In 2015, the District saw an alarming increase in homicides. The trend has continued into 2016. In Ward 7, where I live, homicides have tripled so far this year.

Tripled.

We must all join together to address this crisis now.

Local media, too, must fulfill its responsibilities. Ignoring a problem will not make it go away. Our newspapers and broadcast media were silent when homicides doubled in Ward 7. On a day when multiple people were shot and two killed, the homicide rate in Ward 7 officially tripled. That is when local media took notice: when homicides tripled. We all should find that unacceptable.

There is no single remedy for reducing violence in our communities, but there are important actions government and elected officials must undertake.

First, we need more police in our neighborhoods. After homicides tripled in Ward 7, the mayor and police chief promised to increase deployment where the shootings took place. Neither I nor anyone with whom I have spoken has noticed an increased police presence anywhere in Ward 7. While there may have been an adjustment to assignments, if the residents don’t notice more police, then potential offenders aren’t noticing either.

Over the past 18 months, the number of sworn Metropolitan Police Department officers has declined to the lowest level in a decade, below 3,800, the minimum threshold the police chief has emphasized as essential for public safety.

The immediate solution required to halt our shrinking police ranks is to implement financial incentives that persuade veteran officers to delay retirement until force levels stabilize.

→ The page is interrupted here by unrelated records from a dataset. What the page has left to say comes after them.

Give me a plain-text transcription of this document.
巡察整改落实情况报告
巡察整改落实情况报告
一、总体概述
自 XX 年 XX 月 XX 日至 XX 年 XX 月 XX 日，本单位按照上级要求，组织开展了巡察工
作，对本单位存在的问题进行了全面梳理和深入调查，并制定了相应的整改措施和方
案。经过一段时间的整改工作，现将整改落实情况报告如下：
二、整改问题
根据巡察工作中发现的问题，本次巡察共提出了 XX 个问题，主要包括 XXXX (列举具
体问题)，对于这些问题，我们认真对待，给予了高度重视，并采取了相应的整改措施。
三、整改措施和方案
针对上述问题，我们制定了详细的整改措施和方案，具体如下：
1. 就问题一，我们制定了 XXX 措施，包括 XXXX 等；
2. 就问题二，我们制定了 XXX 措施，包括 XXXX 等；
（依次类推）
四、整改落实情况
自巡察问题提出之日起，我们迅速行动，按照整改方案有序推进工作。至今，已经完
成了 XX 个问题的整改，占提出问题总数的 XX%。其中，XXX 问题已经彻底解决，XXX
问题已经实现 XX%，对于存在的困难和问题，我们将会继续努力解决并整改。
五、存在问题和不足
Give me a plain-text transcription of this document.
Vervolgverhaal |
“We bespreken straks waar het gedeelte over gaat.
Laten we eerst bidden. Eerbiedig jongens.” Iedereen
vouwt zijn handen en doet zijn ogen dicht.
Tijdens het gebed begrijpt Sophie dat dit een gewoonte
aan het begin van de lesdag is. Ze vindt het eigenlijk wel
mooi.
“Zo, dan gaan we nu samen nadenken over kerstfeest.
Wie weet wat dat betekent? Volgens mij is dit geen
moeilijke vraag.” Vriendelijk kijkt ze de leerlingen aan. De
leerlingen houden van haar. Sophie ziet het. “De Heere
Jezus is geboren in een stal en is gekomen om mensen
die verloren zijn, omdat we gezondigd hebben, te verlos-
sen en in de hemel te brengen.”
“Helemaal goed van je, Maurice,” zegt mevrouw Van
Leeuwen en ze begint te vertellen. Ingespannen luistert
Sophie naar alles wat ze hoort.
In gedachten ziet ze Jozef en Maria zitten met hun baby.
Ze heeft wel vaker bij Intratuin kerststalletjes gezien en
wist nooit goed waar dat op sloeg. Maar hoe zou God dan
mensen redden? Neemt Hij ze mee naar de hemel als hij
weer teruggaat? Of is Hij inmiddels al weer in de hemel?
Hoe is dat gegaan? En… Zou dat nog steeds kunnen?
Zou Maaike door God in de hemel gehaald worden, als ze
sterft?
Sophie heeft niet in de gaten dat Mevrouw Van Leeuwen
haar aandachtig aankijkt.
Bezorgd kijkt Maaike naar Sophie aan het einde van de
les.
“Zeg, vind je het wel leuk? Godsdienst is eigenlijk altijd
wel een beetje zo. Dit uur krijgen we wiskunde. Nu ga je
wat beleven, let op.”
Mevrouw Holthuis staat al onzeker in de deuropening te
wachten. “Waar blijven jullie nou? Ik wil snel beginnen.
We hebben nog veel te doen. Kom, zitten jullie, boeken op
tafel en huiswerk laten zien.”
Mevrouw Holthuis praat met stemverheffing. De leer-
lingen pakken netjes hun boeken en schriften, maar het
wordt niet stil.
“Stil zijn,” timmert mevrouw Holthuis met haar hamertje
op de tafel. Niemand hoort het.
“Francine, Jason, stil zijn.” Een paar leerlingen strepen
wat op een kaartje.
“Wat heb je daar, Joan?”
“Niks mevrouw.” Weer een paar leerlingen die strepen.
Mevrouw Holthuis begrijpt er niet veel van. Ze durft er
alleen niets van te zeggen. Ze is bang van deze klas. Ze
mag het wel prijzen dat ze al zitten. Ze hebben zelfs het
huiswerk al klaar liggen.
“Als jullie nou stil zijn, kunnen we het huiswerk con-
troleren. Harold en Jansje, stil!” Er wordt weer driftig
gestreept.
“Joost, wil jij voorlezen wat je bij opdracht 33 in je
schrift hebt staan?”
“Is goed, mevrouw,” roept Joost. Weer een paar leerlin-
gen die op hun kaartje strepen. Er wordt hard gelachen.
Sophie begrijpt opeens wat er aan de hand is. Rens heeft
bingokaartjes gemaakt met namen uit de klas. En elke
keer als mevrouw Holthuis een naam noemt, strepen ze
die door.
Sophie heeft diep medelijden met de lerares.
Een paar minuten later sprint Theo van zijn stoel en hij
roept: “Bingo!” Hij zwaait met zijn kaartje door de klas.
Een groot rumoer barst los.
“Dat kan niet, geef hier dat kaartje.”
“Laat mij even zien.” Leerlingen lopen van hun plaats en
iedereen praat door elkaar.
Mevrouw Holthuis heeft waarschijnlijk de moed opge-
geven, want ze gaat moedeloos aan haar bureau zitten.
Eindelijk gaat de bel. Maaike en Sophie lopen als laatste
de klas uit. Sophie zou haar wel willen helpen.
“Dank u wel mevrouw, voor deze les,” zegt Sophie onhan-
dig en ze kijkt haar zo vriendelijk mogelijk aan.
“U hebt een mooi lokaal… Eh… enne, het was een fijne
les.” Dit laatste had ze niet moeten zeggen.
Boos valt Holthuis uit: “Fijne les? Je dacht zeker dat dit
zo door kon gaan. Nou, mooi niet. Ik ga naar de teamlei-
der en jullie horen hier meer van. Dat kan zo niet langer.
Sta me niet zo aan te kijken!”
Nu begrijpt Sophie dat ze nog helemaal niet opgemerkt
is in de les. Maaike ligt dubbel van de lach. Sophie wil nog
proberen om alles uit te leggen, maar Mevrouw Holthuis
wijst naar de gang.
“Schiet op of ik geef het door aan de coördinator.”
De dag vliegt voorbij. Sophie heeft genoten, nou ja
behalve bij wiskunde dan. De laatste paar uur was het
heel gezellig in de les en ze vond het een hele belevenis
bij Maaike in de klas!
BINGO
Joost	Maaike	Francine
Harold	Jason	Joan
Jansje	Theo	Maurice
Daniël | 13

This does not solve the problem over the long term, but it will reduce attrition until recruiting and other programs can fix the staffing crisis. To keep pace with the District’s growing population, the number of police officers should rise to 4,200 over the next five years.

Other incentives that keep police on the force can be offered, too. For example, expanding the “officer next door” program would help police officers purchase homes in the District.

Providing more take-home cruisers to officers who live in the District and getting more cops on bicycles or Segways leads to a greater sense of security in our neighborhoods, as well.

Second, the mayor and the D.C. Council need to set aside their political battles and cooperate on an approach to crime prevention. In 2015 and again this year, the mayor and council put forth a variety of proposals to address violence. Political posturing commenced before thoughtful discussions could take place. Confronting a deadly crisis is preeminent. Our leaders must rise above their political beefs.

Third, elected officials must be more visible in our neighborhoods. Faith and community leaders, as well as police, are strengthened when elected officials regularly join them at events and in organized walks along our streets, through our parks and elsewhere. The symbolism of a community united against violence is powerful.

Finally, gun control. We must relentlessly confront Republicans, the National Rifle Association and others who seek to undermine our local gun-control laws. We must also demand that fellow Democrats do the same. When District leaders stand in front of cameras at the scene of a shooting, they should name the NRA and anyone else whose agenda it is to weaken gun laws.

We are in crisis. Our shared responsibility is to act decisively and without delay.
Vincent C. Gray, a Democrat, was mayor of the District from 2011 to 2015 and is a candidate for the D.C. Council for Ward 7.